In Filipino culture, discussion about death is often avoided, as people fear that talking about it may hasten it. We celebrate life with zest, but we dread talking about the inevitable. However, this man’s candor about death is not at all morbid but rather liberating. I lost my father a year ago, I grieved in silence, and it took me a while to accept that loss. I think I needed this conversation. 


Avoiding the discussion of death, according to a sociological perspective, is a form of social control. It is a means through which families prevent distress and a way to maintain family harmony. Yet, not dealing with the topic may eventually lead to unpreparedness and distress. I don’t know if it is easier to talk about death when you have lived a comfortable life like this septuagenarian, or harder for someone who struggled most of his life. But maybe for this man, talking about it is his way of affirming that he has been living a good life. 


Opulence Of Death

While conversing, he invited me to see his mausoleum. He told me he had prepared for his death luxuriously. We drove over to a private memorial park where his one-of-a-kind crypt stands. 


Before our arrival, he had already given me some sneak peeks of the family's “resting place” through his phone pics. The place is just as astounding as it was documented on his phone. 


When I entered the Egyptian pyramid-inspired mausoleum, he jokingly offered to me one of his four chambers if I would like to “go” before him. I retorted back that I needed the whole place if I was to replace him since he would be cheating death for additional decades. He laughed at me and asked whether I was impressed with the place. 

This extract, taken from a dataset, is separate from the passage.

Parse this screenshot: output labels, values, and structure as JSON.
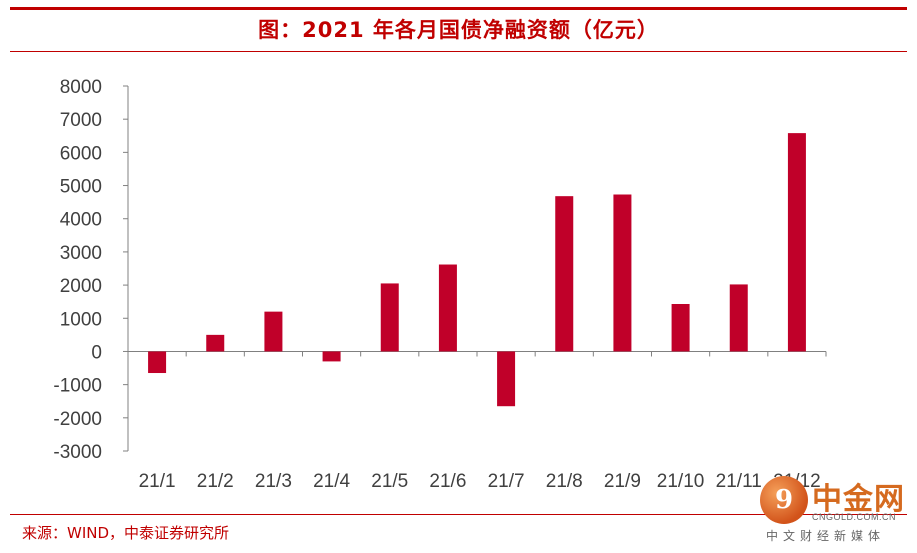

With a full sneer, I told him how discriminating the world can be, as his crypt is more comfortable than most of the houses that I have seen, including mine. The meticulous artistry is all over the place. I was staring at the detailed hieroglyphics when I asked him a question whether he was motivated to die soon given the opulence of death he prepared for himself. He retorted back with laughter. 


Life Is A Symphony

Our discussion about death continued for a few days. The last we covered was our differing positions on knowing one’s specific “expiration date.” 


A businessman that he is, he wanted to know when is he going to die. 


And I ended up telling him that I would rather live not knowing when my heart would stop beating because “life is a symphony, best played not knowing the final note.”